Reventador is an active stratovolcano which lies in the eastern Andes of Ecuador. It lies in a remote area of the national park of the same name, which is Spanish for “exploder”. Since 1541, it has erupted over an estimated 25 times, although its isolated location means that many of its eruptions have gone unreported.
This volcano erupted in 2008 and continues to be active. In 2020, there were near daily emissions of clouds of ash rising one or two kilometres into the air, occasional crater incandescence, and frequent avalanches of incandescent blocks.
Modern Quito city
Outside of the historic core of Quito is a more modern city with around 2 million people and several Universities.

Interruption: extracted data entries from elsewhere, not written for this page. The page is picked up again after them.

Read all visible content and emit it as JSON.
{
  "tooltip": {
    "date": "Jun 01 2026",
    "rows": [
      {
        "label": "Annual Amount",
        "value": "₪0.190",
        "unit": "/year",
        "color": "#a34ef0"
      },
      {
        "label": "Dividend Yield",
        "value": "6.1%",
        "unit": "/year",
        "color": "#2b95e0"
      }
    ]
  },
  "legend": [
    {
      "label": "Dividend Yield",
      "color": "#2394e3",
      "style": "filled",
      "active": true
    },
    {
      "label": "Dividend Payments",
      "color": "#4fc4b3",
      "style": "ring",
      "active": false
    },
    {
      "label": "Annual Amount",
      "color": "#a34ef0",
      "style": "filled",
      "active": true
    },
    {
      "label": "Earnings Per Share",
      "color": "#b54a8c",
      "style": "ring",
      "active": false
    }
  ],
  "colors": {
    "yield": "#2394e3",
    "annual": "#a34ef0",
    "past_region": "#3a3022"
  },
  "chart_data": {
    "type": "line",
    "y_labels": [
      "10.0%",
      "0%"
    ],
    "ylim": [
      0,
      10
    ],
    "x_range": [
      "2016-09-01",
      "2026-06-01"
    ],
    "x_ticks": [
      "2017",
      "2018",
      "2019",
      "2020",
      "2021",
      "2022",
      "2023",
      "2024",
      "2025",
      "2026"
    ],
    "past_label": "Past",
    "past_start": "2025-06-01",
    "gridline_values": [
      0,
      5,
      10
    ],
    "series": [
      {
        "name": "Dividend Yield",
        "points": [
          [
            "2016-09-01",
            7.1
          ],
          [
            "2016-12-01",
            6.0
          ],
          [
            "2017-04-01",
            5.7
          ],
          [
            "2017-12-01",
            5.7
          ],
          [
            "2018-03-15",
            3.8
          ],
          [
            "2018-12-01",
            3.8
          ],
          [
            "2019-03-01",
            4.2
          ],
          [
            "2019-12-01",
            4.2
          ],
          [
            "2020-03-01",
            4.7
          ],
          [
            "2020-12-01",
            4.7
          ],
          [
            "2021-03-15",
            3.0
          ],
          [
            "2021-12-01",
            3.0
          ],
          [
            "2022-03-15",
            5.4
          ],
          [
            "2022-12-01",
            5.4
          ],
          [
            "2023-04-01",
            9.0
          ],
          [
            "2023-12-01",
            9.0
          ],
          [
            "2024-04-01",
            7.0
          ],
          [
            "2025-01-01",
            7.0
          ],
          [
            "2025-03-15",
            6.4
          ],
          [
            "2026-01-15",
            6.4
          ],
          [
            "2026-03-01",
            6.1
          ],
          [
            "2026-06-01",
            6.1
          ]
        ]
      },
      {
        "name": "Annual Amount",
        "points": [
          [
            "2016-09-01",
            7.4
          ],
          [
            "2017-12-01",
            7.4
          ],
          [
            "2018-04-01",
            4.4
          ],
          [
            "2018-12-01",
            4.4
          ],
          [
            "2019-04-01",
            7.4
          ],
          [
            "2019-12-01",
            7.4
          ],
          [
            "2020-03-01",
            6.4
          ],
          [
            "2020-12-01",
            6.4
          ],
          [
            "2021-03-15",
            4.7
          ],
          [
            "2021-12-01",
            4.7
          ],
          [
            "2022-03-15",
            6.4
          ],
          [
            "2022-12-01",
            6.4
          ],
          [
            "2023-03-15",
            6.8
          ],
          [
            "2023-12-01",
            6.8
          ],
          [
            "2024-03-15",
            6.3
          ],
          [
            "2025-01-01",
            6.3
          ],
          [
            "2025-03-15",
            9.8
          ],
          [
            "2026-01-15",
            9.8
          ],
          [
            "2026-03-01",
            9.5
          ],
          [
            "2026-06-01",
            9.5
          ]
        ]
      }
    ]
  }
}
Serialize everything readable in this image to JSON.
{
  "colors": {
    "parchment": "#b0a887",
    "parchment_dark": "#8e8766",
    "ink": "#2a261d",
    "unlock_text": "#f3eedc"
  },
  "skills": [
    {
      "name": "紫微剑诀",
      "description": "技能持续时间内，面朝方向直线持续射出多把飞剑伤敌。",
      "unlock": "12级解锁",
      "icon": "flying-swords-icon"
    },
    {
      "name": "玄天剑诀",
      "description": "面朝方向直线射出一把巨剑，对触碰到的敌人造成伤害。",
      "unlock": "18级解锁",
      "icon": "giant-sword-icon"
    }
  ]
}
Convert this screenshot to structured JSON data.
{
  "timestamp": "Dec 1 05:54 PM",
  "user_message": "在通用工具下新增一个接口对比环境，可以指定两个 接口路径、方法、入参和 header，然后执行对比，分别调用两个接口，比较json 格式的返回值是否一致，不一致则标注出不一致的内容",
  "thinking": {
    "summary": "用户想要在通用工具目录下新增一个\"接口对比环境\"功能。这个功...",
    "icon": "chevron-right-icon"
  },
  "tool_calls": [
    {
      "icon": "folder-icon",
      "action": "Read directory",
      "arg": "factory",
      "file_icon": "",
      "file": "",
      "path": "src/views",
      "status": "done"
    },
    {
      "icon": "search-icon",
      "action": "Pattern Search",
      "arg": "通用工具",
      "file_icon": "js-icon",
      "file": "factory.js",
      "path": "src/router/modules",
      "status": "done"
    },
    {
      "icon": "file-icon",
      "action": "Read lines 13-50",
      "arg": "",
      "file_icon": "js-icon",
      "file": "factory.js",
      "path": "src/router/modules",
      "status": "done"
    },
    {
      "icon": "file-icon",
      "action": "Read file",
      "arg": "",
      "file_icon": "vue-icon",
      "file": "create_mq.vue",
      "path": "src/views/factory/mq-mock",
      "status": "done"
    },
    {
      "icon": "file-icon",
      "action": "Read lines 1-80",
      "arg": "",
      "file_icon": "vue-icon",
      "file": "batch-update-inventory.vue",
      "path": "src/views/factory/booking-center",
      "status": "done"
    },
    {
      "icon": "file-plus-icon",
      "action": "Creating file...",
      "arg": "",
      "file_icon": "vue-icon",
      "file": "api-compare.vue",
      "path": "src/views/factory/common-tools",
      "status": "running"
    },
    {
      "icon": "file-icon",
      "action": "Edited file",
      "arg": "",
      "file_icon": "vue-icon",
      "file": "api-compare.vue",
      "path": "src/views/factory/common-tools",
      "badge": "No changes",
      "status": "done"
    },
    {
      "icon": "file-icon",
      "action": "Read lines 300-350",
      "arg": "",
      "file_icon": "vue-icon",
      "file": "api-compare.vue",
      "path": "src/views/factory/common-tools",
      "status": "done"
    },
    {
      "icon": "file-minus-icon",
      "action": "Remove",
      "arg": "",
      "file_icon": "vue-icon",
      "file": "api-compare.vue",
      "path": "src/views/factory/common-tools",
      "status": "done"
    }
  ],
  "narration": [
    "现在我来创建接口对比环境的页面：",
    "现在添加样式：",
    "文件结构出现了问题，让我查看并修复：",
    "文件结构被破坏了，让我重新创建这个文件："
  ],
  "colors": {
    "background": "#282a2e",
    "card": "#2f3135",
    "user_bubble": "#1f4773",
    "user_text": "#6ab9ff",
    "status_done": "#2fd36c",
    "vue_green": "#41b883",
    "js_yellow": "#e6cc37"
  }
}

The modern city is full of life, restaurants, art galleries and bars.
The Ecuadorian Flag
The name of the flag is La Tricolor (The Tricolor.) The flag was first adopted by law in 1835 and later on 26 September 1860. The design of the current flag was finalized in 1900 with the addition of the coat of arms in the centre of the flag.
After the territory of Ecuador was conquered by Sebastián de Benalcázar, the emblems of the Spanish Empire flew over the newly founded city of Quito.
The first calls for independence from the Spanish crown came on 10 August 1809; a plain red flag was flown by the rebels. The independence movement was defeated in November 1812 at the hands of Spanish officer Juan Sámano.
On 9 October 1820, a new flag, a blue and white bicolour, with five horizontal alternating stripes, and three white stars in the middle stripe, was raised for the first time.The three stars represent Guayaquil, Portoviejo and Machala, This flag was later adopted by the Guayas Province.
Gabriel García Moreno, upon assuming power two days after the Battle of Guayaquil in September 1860, the yellow, blue and red triband was returned to use; its reinstatement on 26 September is commemorated as Día de la Bandera, or National Flag Day in English.
Changing of the guard
The Changing of the Guard in Quito is a wonderful spectacle that takes place every week on a Monday at the Plaza Grande in the Old Town.
The military squadron that has been guarding the presidential seat for the past week pass on the baton to the next group. With much pomp and solemnity, the Changing of the Guard is a fantastic spectacle and a great honour bestowed on the most senior and loyal soldiers.
The origins of the custom can be traced back to the early 19th century when Ecuador gained its independence from Spanish colonialists after the Battle of Pichincha in 1812.
To this day, the soldiers wear the same uniform as their predecessors on that fated hillside two centuries ago: a tall blue helmet is known as a morrión, with a metallic crest of Ecuador, brilliant blue dress coat with golden chords, red epaulets, white trousers, and black boots.
So I’m really very impressed with Quito…. if a little out of breath.